The DiaDM project is a Web-based collaborative platform that aims to compile, organize and explore hypotheses about the putative processes by which the diversity of the world’s languages came to be and the structures of the protolanguages from which today’s languages are supposedly derived. The targeted ‘data’ are therefore reconstruction hypotheses of proto-structures, proto-lexicons and sound change.
The ultimate goal of the DiaDM project is to create tools and resources to manage the evolving universe of data and methods about the evolution of languages in such a way that researchers from inside as well as outside the field of linguistics can easily comprehend their larger context ("what processes justify this reconstruction?"), compare and contrast hypotheses ("where do these two language relationship hypotheses agree and disagree?"), identify patterns and tendencies and synthesize concepts and data into ever more comprehensive and useful models and methods to reconstruct the past of today’s languages. As such, the DiaDM Project aims to facilitate the access, development and testing of hypotheses about the evolution of languages by providing a unified framework in which a range of exploratory methods complement a body of comparable and directly interpretable reconstruction hypotheses from diverse language areas and families.

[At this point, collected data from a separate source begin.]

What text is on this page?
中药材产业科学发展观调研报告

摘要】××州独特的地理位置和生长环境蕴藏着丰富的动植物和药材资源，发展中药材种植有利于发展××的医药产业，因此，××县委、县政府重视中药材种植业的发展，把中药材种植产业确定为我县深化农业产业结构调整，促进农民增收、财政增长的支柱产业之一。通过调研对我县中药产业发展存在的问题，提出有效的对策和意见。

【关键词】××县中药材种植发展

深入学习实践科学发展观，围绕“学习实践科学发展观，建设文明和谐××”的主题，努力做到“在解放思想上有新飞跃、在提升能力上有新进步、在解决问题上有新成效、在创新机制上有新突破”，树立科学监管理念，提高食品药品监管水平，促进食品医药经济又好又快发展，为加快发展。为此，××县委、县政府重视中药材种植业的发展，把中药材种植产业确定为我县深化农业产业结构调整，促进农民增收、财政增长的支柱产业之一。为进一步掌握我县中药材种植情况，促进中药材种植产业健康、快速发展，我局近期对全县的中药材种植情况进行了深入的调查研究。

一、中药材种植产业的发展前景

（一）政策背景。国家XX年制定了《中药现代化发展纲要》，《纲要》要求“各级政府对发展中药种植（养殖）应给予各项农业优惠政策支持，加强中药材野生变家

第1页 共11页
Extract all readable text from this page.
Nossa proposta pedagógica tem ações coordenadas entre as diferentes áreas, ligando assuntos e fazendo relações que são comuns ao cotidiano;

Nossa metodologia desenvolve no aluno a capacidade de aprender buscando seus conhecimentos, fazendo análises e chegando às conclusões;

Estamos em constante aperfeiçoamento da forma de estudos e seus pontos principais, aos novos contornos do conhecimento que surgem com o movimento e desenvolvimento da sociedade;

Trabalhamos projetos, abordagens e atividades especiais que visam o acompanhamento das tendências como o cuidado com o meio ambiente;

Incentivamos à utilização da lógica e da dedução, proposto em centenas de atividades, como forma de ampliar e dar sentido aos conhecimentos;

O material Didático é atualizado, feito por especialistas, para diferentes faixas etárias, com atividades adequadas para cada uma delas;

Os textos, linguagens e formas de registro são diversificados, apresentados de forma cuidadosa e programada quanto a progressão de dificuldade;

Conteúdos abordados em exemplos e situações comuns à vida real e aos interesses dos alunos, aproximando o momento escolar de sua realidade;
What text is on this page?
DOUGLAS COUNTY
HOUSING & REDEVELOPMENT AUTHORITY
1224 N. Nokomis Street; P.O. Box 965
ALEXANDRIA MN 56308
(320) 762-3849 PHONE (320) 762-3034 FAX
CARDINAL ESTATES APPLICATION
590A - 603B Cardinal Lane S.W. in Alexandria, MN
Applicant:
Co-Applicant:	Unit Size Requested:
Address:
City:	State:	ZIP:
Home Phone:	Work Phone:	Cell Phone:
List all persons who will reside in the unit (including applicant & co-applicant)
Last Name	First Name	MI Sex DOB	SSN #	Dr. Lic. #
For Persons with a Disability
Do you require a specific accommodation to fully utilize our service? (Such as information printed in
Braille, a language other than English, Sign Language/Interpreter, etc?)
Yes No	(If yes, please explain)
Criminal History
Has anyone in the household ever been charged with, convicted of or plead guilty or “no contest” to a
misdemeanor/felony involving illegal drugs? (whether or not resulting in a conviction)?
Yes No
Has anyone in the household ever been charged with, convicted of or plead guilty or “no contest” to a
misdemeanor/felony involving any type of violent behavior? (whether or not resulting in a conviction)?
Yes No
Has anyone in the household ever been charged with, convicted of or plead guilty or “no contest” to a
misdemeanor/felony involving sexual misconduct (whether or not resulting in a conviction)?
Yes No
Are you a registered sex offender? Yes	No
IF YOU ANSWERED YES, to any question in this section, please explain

The DiaDM project is designed to allow the community of linguistic experts to author, curate and connect a diversity of proto-language reconstruction hypotheses, and the scientific community at large to access this body of data in a comprehensive and unified format to develop and experiment original analytical approaches. To ensure the quality of the linguistic data is preserved, we have focused on developing a fully public Web resource associated with secure personal workspaces.